D’abord, et quoi qu’en dise le ministre Jolin-Barrette, il sera impossible, vu le concept de séparation des pouvoirs, de congédier des juges ou encore de refuser des candidatures à la magistrature sur la base de la discrimination religieuse.

Idem pour les gardiens de prison ou les policiers fédéraux, cette fois en vertu du concept de partage des compétences.

Resteraient donc uniquement les gardiens de prison et les policiers provinciaux. Pas le diable. Et si on allait néanmoins de l’avant pour la totale? Une portion appréciable de la loi se retrouvera ainsi, après contrôle judiciaire, au dépotoir. Retour à la case départ, et frustration exponentielle en prime. On entend déjà, d’ici, hurler au «gouvernement des juges»…

Ensuite, ceux qui se réclament de Bouchard-Taylor devraient se rappeler ceci : la crise en question n’a jamais existé autrement que dans certains médias. Ceci devait d’ailleurs mener Charles Taylor lui-même à se dissocier de son rapport (beau consensus), s’excusant d’avoir contribué à la (fausse) impression qu’un enjeu réel était ici en cause.

Enfin, et surtout, les droits civils ne peuvent faire l’objet d’un vil compromis aux desseins électoralistes.
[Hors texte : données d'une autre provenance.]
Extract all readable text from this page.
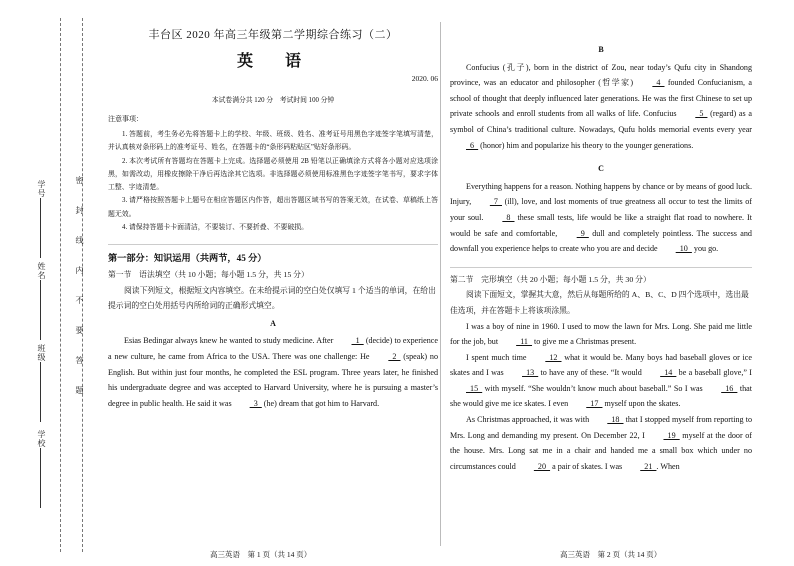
学号
姓名
班级
学校
密封线内不要答题
丰台区 2020 年高三年级第二学期综合练习（二）
英　语
2020. 06
本试卷满分共 120 分　考试时间 100 分钟
注意事项：
1. 答题前，考生务必先将答题卡上的学校、年级、班级、姓名、准考证号用黑色字迹签字笔填写清楚，并认真核对条形码上的准考证号、姓名，在答题卡的“条形码粘贴区”贴好条形码。
2. 本次考试所有答题均在答题卡上完成。选择题必须使用 2B 铅笔以正确填涂方式将各小题对应选项涂黑，如需改动，用橡皮擦除干净后再选涂其它选项。非选择题必须使用标准黑色字迹签字笔书写，要求字体工整、字迹清楚。
3. 请严格按照答题卡上题号在相应答题区内作答，超出答题区域书写的答案无效，在试卷、草稿纸上答题无效。
4. 请保持答题卡卡面清洁，不要装订、不要折叠、不要破损。
第一部分：知识运用（共两节，45 分）
第一节　语法填空（共 10 小题；每小题 1.5 分，共 15 分）
阅读下列短文，根据短文内容填空。在未给提示词的空白处仅填写 1 个适当的单词，在给出提示词的空白处用括号内所给词的正确形式填空。
A
Esias Bedingar always knew he wanted to study medicine. After  1  (decide) to experience a new culture, he came from Africa to the USA. There was one challenge: He  2  (speak) no English. But within just four months, he completed the ESL program. Three years later, he finished his undergraduate degree and was accepted to Harvard University, where he is pursuing a master’s degree in public health. He said it was  3  (he) dream that got him to Harvard.
B
Confucius (孔子), born in the district of Zou, near today’s Qufu city in Shandong province, was an educator and philosopher (哲学家)  4  founded Confucianism, a school of thought that deeply influenced later generations. He was the first Chinese to set up private schools and enroll students from all walks of life. Confucius  5  (regard) as a symbol of China’s traditional culture. Nowadays, Qufu holds memorial events every year  6  (honor) him and popularize his theory to the younger generations.
C
Everything happens for a reason. Nothing happens by chance or by means of good luck. Injury,  7  (ill), love, and lost moments of true greatness all occur to test the limits of your soul.  8  these small tests, life would be like a straight flat road to nowhere. It would be safe and comfortable,  9  dull and completely pointless. The success and downfall you experience helps to create who you are and decide  10  you go.
第二节　完形填空（共 20 小题；每小题 1.5 分，共 30 分）
阅读下面短文，掌握其大意，然后从每题所给的 A、B、C、D 四个选项中，选出最佳选项，并在答题卡上将该项涂黑。
I was a boy of nine in 1960. I used to mow the lawn for Mrs. Long. She paid me little for the job, but  11  to give me a Christmas present.
I spent much time  12  what it would be. Many boys had baseball gloves or ice skates and I was  13  to have any of these. “It would  14  be a baseball glove,” I  15  with myself. “She wouldn’t know much about baseball.” So I was  16  that she would give me ice skates. I even  17  myself upon the skates.
As Christmas approached, it was with  18  that I stopped myself from reporting to Mrs. Long and demanding my present. On December 22, I  19  myself at the door of the house. Mrs. Long sat me in a chair and handed me a small box which under no circumstances could  20  a pair of skates. I was  21 . When
高三英语　第 1 页（共 14 页）	高三英语　第 2 页（共 14 页）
Parce que les droits des minorités sont justement constitutionnalisés pour une raison simple et fondamentale : les extraire des humeurs de la majorité. Parce que ceux-ci ne peuvent être sacrifiés sur l’autel du calcul politique. Pas convaincu? OK. Que dirait-on s’il était ici question des droits des gais et des lesbiennes, dans l’éventualité où une majorité, crinquée par certains politiciens peu vertueux (pensons Trump et Bolsonaro, pour seuls exemples), choisissait de leur porter atteinte en mauvaise et indue forme? Se gargariserait-on de «compromis» à cet égard afin «de rejoindre la majorité»? D’éviter de «se sortir complètement du jeu politique»? Pas la même chose, dites-vous? Ah bon. Mais en quoi? Parce que vous aimez tels droits constitutionnels, mais non tels autres? Désolé, mais ces derniers ne relèvent pas du buffet chinois (mes excuses à ceux-ci pour la métaphore) : on ne peut choisir exclusivement ce qui nous plaît. Rights are rights are rights.

À souhaiter, conséquemment, que Québec solidaire, parti jusqu’à maintenant de principes, fasse le choix de la robustesse morale. Celle qui refuse le chant des sirènes populistes, de la solution facile et du marchandage à tout crin.